Single-Atom Iron-Nitrogen Catalytic Site with Graphitic Nitrogen for Efficient Electroreduction of CO₂

Electrochemical reduction of CO₂ to carbon monoxide (CO) and other useful fuels/chemicals offers a green and promising technical solution for alleviating greenhouse effect and creating economic benefits. Herein, we developed a single-atom Fe dispersed on N-doped carbons nanosheet (Fe−SA/NCS−X) for CO₂ electroreduction by direct pyrolysis of hemin-doped polyaniline fabricated by in-situ chemical polymerization. The Fe-SA/NCS-700 achieved a Faraday efficiency of CO up to 87 % at −0.45 V vs.
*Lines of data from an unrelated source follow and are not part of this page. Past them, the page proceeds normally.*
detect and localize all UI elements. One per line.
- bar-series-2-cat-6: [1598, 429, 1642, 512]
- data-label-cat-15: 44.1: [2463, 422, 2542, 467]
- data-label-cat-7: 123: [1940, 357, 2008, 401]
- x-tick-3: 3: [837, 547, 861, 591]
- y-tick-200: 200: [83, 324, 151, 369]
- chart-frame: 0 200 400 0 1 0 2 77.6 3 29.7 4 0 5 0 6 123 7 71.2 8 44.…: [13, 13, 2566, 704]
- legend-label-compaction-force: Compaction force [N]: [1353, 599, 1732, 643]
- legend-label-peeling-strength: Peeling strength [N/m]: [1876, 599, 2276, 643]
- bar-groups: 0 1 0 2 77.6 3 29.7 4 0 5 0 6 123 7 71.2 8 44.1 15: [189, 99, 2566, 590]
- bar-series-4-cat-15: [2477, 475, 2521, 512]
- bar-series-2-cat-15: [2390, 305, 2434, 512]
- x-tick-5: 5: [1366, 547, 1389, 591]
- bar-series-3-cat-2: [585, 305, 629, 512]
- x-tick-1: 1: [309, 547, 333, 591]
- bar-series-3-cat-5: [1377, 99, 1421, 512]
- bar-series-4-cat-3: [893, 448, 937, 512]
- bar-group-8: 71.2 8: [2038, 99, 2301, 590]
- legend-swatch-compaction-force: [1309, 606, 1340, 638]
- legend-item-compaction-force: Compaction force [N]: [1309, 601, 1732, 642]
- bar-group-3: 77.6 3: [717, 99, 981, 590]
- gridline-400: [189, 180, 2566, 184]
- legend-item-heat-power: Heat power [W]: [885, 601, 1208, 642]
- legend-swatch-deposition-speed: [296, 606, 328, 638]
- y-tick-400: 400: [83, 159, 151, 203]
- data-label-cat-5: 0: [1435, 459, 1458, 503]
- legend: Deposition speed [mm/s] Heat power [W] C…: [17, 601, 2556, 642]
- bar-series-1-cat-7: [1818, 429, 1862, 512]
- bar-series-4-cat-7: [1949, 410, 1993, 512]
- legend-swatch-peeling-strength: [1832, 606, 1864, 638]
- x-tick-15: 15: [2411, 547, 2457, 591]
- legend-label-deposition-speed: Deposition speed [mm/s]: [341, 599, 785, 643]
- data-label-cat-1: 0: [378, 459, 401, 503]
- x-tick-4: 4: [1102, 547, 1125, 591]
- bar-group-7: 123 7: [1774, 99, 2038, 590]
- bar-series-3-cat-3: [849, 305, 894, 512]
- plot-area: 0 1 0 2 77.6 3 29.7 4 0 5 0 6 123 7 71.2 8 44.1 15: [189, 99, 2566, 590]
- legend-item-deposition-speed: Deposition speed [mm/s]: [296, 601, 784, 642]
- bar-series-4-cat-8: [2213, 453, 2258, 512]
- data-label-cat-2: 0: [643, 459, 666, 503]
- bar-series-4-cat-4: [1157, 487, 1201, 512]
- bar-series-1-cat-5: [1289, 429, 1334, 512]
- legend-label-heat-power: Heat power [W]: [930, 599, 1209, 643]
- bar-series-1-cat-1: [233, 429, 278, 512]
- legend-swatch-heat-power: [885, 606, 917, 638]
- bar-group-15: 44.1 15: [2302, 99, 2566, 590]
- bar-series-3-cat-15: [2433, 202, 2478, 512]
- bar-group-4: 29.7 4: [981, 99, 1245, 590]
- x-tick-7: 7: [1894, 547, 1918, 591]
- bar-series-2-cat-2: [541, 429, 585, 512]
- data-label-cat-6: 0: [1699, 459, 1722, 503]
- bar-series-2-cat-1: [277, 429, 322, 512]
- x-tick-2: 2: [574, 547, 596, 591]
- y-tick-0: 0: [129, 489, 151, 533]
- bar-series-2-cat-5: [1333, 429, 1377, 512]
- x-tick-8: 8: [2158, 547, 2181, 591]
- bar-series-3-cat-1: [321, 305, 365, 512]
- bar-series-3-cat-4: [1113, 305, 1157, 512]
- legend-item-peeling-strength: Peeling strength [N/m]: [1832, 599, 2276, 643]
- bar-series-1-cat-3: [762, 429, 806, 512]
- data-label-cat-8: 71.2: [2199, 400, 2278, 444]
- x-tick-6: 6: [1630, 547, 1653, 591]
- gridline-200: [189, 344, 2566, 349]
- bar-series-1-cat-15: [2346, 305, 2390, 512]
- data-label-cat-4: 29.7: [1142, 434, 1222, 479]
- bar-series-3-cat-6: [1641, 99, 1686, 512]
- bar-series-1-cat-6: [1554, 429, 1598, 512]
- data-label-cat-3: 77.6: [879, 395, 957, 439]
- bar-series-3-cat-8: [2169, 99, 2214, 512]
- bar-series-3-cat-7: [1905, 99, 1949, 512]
RHE, a low onset overpotential of 105 mV and remarkable durability with the current density being maintained for 10 h constant electrocatalysis, which were comparable to the latest reported single-atom catalysts. The Tafel slope of Fe-SA/NCS-700 was measured to be about 67 mV/dec, close to theoretical value of 59 mV/dec, which indicated a rapid pre-equilibrating one-electron transfer followed by a rate-determining reaction step. DFT calculations revealed that the graphitic N species can synergistically improve the catalytic activities of Fe-N₄ sites of Fe-SA/NCS−X by significantly lowering the free energy barriers of *COOH intermediate formation, thus promoting CO₂ electroreduction to CO.